Founder of readergirlz, a literacy initiative for teens (divas interview), award-winning author Justina Chen Headley notes that these books are relished by readers from many different backgrounds. “There are a ton of interesting cultural trends that make it cool to read about Asian American characters,” she says. “Take manga and anime, for instance. Or Gwen Stefani‘s harujuku girls. Mainstream, popular celebrities from actors to athletes are Asian American, and this is filtering into YA and middle grade novels.”
Dr.

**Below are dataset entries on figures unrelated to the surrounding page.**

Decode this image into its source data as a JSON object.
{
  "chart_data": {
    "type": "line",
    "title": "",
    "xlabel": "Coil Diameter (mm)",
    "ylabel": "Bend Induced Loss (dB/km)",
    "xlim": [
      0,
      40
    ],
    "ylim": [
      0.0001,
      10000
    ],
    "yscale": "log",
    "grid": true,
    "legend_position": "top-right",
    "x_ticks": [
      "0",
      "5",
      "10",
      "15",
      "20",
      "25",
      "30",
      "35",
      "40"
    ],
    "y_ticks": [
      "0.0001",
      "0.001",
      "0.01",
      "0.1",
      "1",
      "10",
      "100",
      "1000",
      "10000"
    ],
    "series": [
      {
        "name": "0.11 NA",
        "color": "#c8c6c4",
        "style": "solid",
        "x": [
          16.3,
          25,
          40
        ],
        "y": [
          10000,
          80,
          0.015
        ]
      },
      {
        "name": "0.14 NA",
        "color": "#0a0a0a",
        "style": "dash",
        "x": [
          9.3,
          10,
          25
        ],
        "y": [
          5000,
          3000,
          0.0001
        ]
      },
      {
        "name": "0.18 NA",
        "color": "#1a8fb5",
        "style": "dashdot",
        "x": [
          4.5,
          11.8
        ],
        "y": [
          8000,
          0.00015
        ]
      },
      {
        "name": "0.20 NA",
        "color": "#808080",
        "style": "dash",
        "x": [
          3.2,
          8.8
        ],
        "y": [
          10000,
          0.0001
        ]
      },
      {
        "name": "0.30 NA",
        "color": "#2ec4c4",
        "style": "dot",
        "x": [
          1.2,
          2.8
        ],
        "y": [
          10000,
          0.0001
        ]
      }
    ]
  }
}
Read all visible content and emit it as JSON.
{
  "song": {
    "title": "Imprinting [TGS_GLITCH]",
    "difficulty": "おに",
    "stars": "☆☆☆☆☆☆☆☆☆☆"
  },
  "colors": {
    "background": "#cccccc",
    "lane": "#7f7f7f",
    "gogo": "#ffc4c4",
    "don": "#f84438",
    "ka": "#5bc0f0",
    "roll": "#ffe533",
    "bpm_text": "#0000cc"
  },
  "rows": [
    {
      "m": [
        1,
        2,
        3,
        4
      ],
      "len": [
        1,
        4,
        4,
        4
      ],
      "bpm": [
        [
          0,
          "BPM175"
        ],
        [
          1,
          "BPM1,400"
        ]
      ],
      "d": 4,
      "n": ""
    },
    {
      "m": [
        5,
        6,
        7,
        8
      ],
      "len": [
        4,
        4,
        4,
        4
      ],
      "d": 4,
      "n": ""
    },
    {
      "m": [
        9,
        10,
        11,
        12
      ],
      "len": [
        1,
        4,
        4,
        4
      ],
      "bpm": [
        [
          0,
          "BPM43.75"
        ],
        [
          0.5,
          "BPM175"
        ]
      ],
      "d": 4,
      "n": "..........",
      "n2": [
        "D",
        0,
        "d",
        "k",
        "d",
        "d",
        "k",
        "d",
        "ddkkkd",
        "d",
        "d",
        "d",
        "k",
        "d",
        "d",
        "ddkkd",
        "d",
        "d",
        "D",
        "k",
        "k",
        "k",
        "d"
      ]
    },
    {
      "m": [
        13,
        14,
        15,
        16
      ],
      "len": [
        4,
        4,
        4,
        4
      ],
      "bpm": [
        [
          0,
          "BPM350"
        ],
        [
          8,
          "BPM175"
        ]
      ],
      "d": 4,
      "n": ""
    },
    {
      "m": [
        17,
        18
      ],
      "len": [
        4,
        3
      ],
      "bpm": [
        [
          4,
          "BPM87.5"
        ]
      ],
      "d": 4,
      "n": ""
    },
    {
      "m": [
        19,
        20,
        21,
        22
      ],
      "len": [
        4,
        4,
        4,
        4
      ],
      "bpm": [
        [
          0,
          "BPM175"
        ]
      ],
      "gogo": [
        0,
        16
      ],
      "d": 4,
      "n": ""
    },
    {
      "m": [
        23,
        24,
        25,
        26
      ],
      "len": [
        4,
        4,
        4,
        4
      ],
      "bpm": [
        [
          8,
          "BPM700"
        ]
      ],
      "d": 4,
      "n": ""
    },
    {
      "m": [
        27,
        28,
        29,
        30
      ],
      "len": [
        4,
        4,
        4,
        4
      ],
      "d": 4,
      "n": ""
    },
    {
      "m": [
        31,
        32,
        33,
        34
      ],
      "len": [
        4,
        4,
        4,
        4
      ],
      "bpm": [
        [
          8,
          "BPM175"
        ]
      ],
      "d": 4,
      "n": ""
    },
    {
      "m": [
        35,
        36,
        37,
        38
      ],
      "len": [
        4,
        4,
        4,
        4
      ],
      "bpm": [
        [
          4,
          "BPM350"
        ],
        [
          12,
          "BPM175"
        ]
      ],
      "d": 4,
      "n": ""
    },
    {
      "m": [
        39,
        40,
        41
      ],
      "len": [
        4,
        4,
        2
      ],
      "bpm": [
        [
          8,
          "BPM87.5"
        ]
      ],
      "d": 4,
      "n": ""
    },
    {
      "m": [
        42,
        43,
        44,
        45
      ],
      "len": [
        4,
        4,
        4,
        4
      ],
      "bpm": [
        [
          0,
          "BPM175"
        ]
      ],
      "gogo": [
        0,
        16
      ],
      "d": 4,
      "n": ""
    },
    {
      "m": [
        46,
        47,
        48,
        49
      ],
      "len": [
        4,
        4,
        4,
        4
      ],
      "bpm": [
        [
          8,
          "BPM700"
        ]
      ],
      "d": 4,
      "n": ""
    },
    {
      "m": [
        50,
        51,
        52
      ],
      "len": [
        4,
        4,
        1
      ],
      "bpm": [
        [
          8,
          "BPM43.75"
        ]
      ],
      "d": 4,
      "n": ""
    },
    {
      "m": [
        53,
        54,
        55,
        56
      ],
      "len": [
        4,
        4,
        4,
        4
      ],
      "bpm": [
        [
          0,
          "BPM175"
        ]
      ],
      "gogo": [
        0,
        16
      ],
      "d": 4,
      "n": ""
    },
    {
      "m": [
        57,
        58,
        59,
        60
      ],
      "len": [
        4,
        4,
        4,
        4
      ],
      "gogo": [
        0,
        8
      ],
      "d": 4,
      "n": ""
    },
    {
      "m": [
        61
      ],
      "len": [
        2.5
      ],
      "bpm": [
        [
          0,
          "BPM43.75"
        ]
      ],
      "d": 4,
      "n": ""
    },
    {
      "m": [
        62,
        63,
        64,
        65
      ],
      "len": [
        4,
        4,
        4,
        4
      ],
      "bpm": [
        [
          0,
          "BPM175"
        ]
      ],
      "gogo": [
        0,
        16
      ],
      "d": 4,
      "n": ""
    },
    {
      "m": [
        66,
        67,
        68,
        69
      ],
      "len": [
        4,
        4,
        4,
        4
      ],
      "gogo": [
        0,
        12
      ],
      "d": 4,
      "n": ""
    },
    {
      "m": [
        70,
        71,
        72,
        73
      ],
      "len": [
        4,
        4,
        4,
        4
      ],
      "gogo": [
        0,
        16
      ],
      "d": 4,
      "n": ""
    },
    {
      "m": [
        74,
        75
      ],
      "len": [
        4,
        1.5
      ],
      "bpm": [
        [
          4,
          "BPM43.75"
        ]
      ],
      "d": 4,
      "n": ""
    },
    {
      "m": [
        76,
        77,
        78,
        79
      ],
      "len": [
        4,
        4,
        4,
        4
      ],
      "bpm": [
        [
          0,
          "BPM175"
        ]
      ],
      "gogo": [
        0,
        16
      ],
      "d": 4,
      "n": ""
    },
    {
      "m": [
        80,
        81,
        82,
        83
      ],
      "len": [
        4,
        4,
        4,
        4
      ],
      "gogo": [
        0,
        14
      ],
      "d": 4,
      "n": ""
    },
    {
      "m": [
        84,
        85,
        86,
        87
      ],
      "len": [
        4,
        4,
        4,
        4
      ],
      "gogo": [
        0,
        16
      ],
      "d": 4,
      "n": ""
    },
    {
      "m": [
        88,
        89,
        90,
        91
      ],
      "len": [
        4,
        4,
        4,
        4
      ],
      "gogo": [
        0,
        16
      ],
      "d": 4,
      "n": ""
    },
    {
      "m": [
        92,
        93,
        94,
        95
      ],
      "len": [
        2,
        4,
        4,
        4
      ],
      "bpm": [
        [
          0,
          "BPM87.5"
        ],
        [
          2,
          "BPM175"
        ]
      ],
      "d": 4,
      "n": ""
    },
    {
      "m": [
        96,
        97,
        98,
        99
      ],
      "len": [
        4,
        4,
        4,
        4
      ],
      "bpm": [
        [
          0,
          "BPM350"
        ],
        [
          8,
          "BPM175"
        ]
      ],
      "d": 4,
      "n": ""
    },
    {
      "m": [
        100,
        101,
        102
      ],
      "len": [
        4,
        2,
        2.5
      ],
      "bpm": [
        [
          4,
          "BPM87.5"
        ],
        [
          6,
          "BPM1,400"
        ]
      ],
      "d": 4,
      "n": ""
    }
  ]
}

Sylvia Vardell, Ph.D., a professor at the School of Library and Information Services (author interview) at Texas Woman’s University, isn’t surprised either by the growing appetite for books featuring protagonists of every race: “Most kids live with ethnic and cultural diversity every day. It just makes sense that books for teens would reflect this too.”
These stories continue to resonate with Asian American readers as well. Lisa Yee remembers the frustration of growing up and not finding many books about American girls like her. “When I grew up, there was no fiction featuring contemporary Asian Americans, unless of course the book was about the struggle of immigrants,” she says. Thanks to exciting changes in children’s book publishing, it’s a different world for today’s young readers of every cultural heritage with many choices when it comes to novels.
This year’s Asian Pacific American Heritage Month begins May 1, 2008, and several authors are banding together to offer FUSION STORIES (www.fusionstories.com), a menu of delectable next-gen hot-off-the-press novels for middle readers and young adults. FUSION STORIES’ critically acclaimed authors so far include Cherry Cheva (Los Angeles, CA), Justina Chen Headley (Seattle, WA), Grace Lin (Boston, MA), An Na (Montpelier, VT), Mitali Perkins (Boston, MA), Janet Wong (Princeton, NJ), Joyce Lee Wong (Los Angeles, CA), Lisa Yee (South Pasadena, CA), David Yoo (Boston, MA), and Paula Yoo (Los Angeles, CA).
FUSION STORIES aims to be a helpful resource for parents, educators, and young readers, so if you know of a novel that (1) is for middle readers or teens, (2) was published in 2007-2008 by a traditional publishing house, (3) features an Asian American protagonist, and (4) is set primarily in contemporary America, please send a .jpg of the cover, a .jpg of the author, one or two reviews, and a brief description of the novel to email@example.com. FUSION STORIES would be delighted to add titles and authors to the site.
A press kit package (available at FUSION STORIES, www.fusionstories.com) includes downloads, bios of FUSION STORIES authors, information on their books, and conversations with experts about Asian American literature for young readers. For more information, review copies, or interview requests with any of the authors, please contact firstname.lastname@example.org.
Don’t miss related interviews by Paula Yoo with Joe Bangilan, a Branch Services Coordinator for San Antonio Public Library; Sylvia Vardell, professor at the School of Library and Information Studies at Texas Woman’s University; Dora Ho, a young adult librarian at the Los Angeles Public Library; and Sarah Park, a Ph.D candidate at the Graduate School of Library and Information Science at the University of Illinois at Urbana-Champaign.
Here are sneak peeks:
Joe says: “The United States has often defined itself in terms of Black and White, but Asians are emerging into the conversation. I believe mainstream acceptance is the goal.”
Sylvia says: “The story or content may not be specifically culturally based, but there are still usually signs of the author’s background in the voice, pacing, details, or art. I like that. I think it can offer as much distinction as any literary device.”
Dora says: “Sometimes, the theme of immigration/language barriers/racism is not necessary in a good Asian American literature. Readers want to be able to identify with the characters in the books and many of them may not face that kind of discrimination.”
Sarah says: “Multicultural literature is important for all teenagers because no one lives in a bubble. Reading about other people’s experiences helps develop our empathetic sensibilities and broadens our world view. That’s sorely lacking in our world today.”